Martes, 11 de noviembre de 2025

Simón S, den F, García D, Skrempou G, Paraíso J, Aguilera A, Nieto M, Werkman TR, Guzmán M, Chameau P, Galve I.. Prenatal downregulation of CB1 cannabinoid receptors in the mouse prefrontal cortex disrupts cortical lamination and induces a transcriptional signature associated with social interaction deficits

J Neurosci. 2025

"The CB1 cannabinoid receptor regulates projection neuron development of the prefrontal cortex and social behaviour". - Dr. Ismael Galve-Roperh

Summary:

CB1 cannabinoid receptors (CB1Rs) are the proteins that mediate the actions of both endogenous brain molecules known as endocannabinoids and plant-derived compounds from cannabis, including THC. During prenatal development, CB1Rs regulate key processes such as neuronal differentiation, migration, and axonal guidance. In this study, we investigated the long-term consequences of transient prenatal CB1R absence on the development of the mouse prefrontal cortex. Embryonic loss of CB1Rs caused a disruption in neuronal migration, preventing neurons from reaching their final destinations. As a result, neurons misplaced in inappropriate cortical layers displayed altered activity and axonal projection properties compared to neighboring native neurons. Moreover, the absence of CB1Rs during neuronal development produced a distinct molecular gene expression profile that partially overlapped with susceptibility genes for intellectual disability and autism. Together, these neurodevelopmental alterations led to lasting impairments in adult social interaction and motor behavior.
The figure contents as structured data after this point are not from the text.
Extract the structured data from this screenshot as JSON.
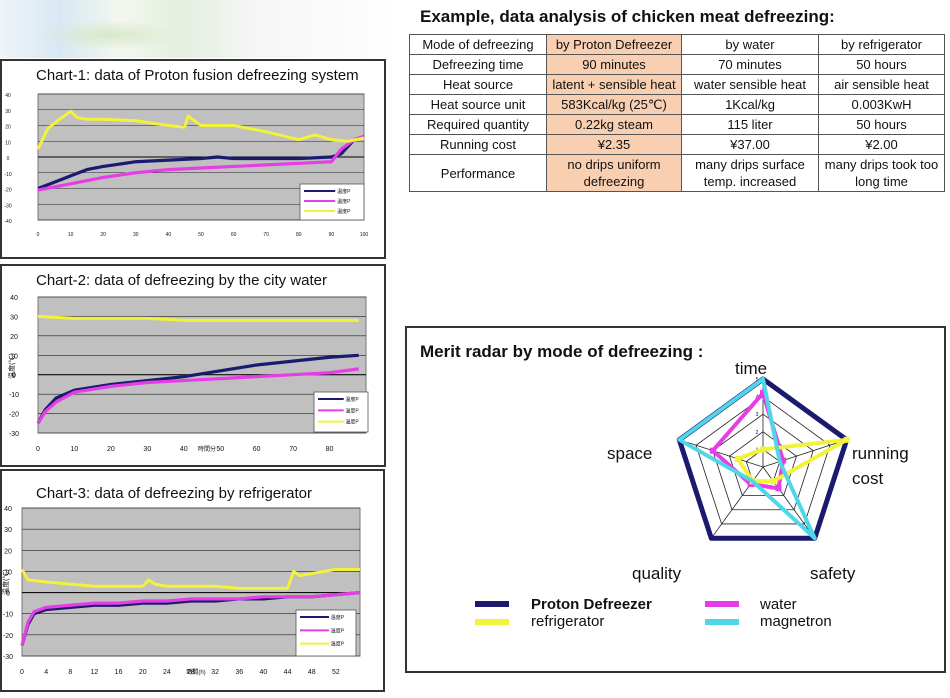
{
  "main_title": "Example, data analysis of chicken meat defreezing:",
  "table": {
    "headers": [
      "Mode of defreezing",
      "by Proton Defreezer",
      "by water",
      "by refrigerator"
    ],
    "rows": [
      [
        "Defreezing time",
        "90 minutes",
        "70 minutes",
        "50 hours"
      ],
      [
        "Heat source",
        "latent + sensible heat",
        "water sensible heat",
        "air sensible heat"
      ],
      [
        "Heat source unit",
        "583Kcal/kg (25℃)",
        "1Kcal/kg",
        "0.003KwH"
      ],
      [
        "Required quantity",
        "0.22kg steam",
        "115 liter",
        "50 hours"
      ],
      [
        "Running cost",
        "¥2.35",
        "¥37.00",
        "¥2.00"
      ],
      [
        "Performance",
        "no drips uniform defreezing",
        "many drips surface temp. increased",
        "many drips took too long time"
      ]
    ]
  },
  "colors": {
    "navy": "#1a1a6e",
    "magenta": "#e63ee6",
    "yellow": "#f2f23a",
    "cyan": "#4fd6e8",
    "plot_bg": "#c0c0c0",
    "highlight": "#f8cfb1"
  },
  "chart_data": [
    {
      "type": "line",
      "title": "Chart-1: data of Proton fusion defreezing system",
      "xlabel": "",
      "ylabel": "",
      "xlim": [
        0,
        100
      ],
      "ylim": [
        -40,
        40
      ],
      "x_ticks": [
        "0",
        "10",
        "20",
        "30",
        "40",
        "50",
        "60",
        "70",
        "80",
        "90",
        "100"
      ],
      "y_ticks": [
        "40",
        "30",
        "20",
        "10",
        "0",
        "-10",
        "-20",
        "-30",
        "-40"
      ],
      "legend": [
        "温度P",
        "温度P",
        "温度P"
      ],
      "series": [
        {
          "name": "navy",
          "x": [
            0,
            5,
            10,
            15,
            20,
            30,
            40,
            50,
            55,
            60,
            70,
            80,
            90,
            93,
            97,
            100
          ],
          "y": [
            -20,
            -16,
            -12,
            -8,
            -6,
            -3,
            -2,
            -1,
            0,
            -1,
            -1,
            -1,
            0,
            2,
            11,
            13
          ]
        },
        {
          "name": "magenta",
          "x": [
            0,
            5,
            10,
            20,
            30,
            40,
            50,
            60,
            70,
            80,
            90,
            93,
            97,
            100
          ],
          "y": [
            -21,
            -19,
            -17,
            -13,
            -10,
            -8,
            -7,
            -6,
            -5,
            -4,
            -3,
            5,
            11,
            13
          ]
        },
        {
          "name": "yellow",
          "x": [
            0,
            3,
            6,
            10,
            12,
            15,
            20,
            30,
            40,
            45,
            46,
            50,
            60,
            70,
            80,
            85,
            90,
            95,
            100
          ],
          "y": [
            5,
            18,
            23,
            29,
            25,
            24,
            24,
            23,
            20,
            19,
            26,
            20,
            20,
            16,
            11,
            14,
            11,
            10,
            12
          ]
        }
      ]
    },
    {
      "type": "line",
      "title": "Chart-2: data of defreezing by the city water",
      "xlabel": "時間分",
      "ylabel": "温度(℃)",
      "xlim": [
        0,
        90
      ],
      "ylim": [
        -30,
        40
      ],
      "x_ticks": [
        "0",
        "10",
        "20",
        "30",
        "40",
        "50",
        "60",
        "70",
        "80"
      ],
      "y_ticks": [
        "40",
        "30",
        "20",
        "10",
        "0",
        "-10",
        "-20",
        "-30"
      ],
      "legend": [
        "温度P",
        "温度P",
        "温度P"
      ],
      "series": [
        {
          "name": "navy",
          "x": [
            0,
            2,
            5,
            10,
            20,
            30,
            40,
            50,
            60,
            70,
            80,
            88
          ],
          "y": [
            -25,
            -18,
            -12,
            -8,
            -5,
            -3,
            -1,
            2,
            5,
            7,
            9,
            10
          ]
        },
        {
          "name": "magenta",
          "x": [
            0,
            2,
            5,
            10,
            20,
            30,
            40,
            50,
            60,
            70,
            80,
            88
          ],
          "y": [
            -25,
            -19,
            -14,
            -9,
            -6,
            -4,
            -3,
            -2,
            -1,
            0,
            1,
            3
          ]
        },
        {
          "name": "yellow",
          "x": [
            0,
            10,
            20,
            30,
            40,
            50,
            60,
            70,
            80,
            88
          ],
          "y": [
            30,
            29,
            29,
            29,
            28,
            28,
            28,
            28,
            28,
            28
          ]
        }
      ]
    },
    {
      "type": "line",
      "title": "Chart-3: data of defreezing by refrigerator",
      "xlabel": "時間(h)",
      "ylabel": "温度(℃)",
      "xlim": [
        0,
        56
      ],
      "ylim": [
        -30,
        40
      ],
      "x_ticks": [
        "0",
        "4",
        "8",
        "12",
        "16",
        "20",
        "24",
        "28",
        "32",
        "36",
        "40",
        "44",
        "48",
        "52"
      ],
      "y_ticks": [
        "40",
        "30",
        "20",
        "10",
        "0",
        "-10",
        "-20",
        "-30"
      ],
      "legend": [
        "温度P",
        "温度P",
        "温度P"
      ],
      "series": [
        {
          "name": "navy",
          "x": [
            0,
            1,
            2,
            4,
            8,
            12,
            16,
            20,
            24,
            28,
            32,
            36,
            40,
            44,
            48,
            52,
            56
          ],
          "y": [
            -25,
            -15,
            -10,
            -8,
            -7,
            -6,
            -6,
            -5,
            -5,
            -4,
            -4,
            -3,
            -3,
            -2,
            -2,
            -1,
            0
          ]
        },
        {
          "name": "magenta",
          "x": [
            0,
            1,
            2,
            4,
            8,
            12,
            16,
            20,
            24,
            28,
            32,
            36,
            40,
            44,
            48,
            52,
            56
          ],
          "y": [
            -25,
            -14,
            -9,
            -7,
            -6,
            -5,
            -5,
            -4,
            -4,
            -3,
            -3,
            -3,
            -2,
            -2,
            -2,
            -1,
            0
          ]
        },
        {
          "name": "yellow",
          "x": [
            0,
            1,
            4,
            8,
            12,
            16,
            20,
            21,
            22,
            24,
            28,
            32,
            36,
            40,
            44,
            45,
            46,
            48,
            52,
            56
          ],
          "y": [
            11,
            6,
            5,
            4,
            3,
            3,
            3,
            6,
            4,
            3,
            3,
            3,
            2,
            2,
            2,
            10,
            8,
            9,
            11,
            11
          ]
        }
      ]
    },
    {
      "type": "radar",
      "title": "Merit radar by mode of defreezing :",
      "axes": [
        "time",
        "running cost",
        "safety",
        "quality",
        "space"
      ],
      "axis_labels": [
        "time",
        "running\ncost",
        "safety",
        "quality",
        "space"
      ],
      "max": 5,
      "rings": [
        1,
        2,
        3,
        4,
        5
      ],
      "tick_labels": [
        "1",
        "2",
        "3",
        "4",
        "5"
      ],
      "series": [
        {
          "name": "Proton Defreezer",
          "values": [
            5,
            5,
            5,
            5,
            5
          ]
        },
        {
          "name": "water",
          "values": [
            4.2,
            1.2,
            1.5,
            1.2,
            3
          ]
        },
        {
          "name": "refrigerator",
          "values": [
            1,
            5,
            1,
            1,
            1.5
          ]
        },
        {
          "name": "magnetron",
          "values": [
            5,
            1,
            5,
            1,
            5
          ]
        }
      ]
    }
  ],
  "radar_title": "Merit radar by mode of defreezing :",
  "radar_labels": {
    "time": "time",
    "running": "running",
    "cost": "cost",
    "safety": "safety",
    "quality": "quality",
    "space": "space"
  },
  "legend": {
    "proton": "Proton Defreezer",
    "water": "water",
    "refrigerator": "refrigerator",
    "magnetron": "magnetron"
  }
}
These findings emphasize the critical role of CB1Rs in shaping the development of prefrontal cortex projection neurons and provide insight into how altered endocannabinoid signaling may contribute to vulnerability to neuropsychiatric disorders.
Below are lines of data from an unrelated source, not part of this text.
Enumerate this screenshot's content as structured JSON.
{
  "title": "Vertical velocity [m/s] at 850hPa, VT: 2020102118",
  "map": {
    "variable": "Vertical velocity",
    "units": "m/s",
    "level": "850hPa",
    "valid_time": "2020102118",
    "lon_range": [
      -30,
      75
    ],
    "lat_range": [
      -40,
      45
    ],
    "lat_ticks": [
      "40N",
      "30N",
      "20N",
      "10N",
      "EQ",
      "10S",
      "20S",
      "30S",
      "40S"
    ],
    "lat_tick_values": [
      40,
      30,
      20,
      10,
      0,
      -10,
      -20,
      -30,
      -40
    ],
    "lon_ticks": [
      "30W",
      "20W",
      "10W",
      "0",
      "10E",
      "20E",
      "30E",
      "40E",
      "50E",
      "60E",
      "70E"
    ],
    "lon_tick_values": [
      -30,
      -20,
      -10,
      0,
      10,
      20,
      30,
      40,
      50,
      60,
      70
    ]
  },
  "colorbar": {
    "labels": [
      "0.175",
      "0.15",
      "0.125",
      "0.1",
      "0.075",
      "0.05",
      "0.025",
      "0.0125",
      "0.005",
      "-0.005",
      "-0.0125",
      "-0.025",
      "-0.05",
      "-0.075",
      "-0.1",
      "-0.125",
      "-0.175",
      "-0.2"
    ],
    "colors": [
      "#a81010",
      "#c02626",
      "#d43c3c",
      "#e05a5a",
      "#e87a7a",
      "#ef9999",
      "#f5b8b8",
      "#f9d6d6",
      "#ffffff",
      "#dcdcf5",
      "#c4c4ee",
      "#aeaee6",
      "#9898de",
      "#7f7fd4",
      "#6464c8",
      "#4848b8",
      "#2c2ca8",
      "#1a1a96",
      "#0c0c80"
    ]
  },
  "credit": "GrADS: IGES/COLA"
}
Why do you highlight this publication?

This publication uncovers novel insights into the role of the endogenous cannabinoid system in prenatal prefrontal cortex development. We show that the loss of CB1R signaling leads to neuronal migration arrest, disrupted contralateral brain connectivity, and a gene expression profile that shows similarity with neuropsychiatric disorders such as intellectual disability, and autism. These developmental disruptions culminate in long-lasting deficits in social interaction in adult mice. Beyond its mechanistic findings, the study has important implications for understanding the impact of prenatal cannabinoid exposure on brain development and for identifying pathways that underlie vulnerability to psychiatric conditions.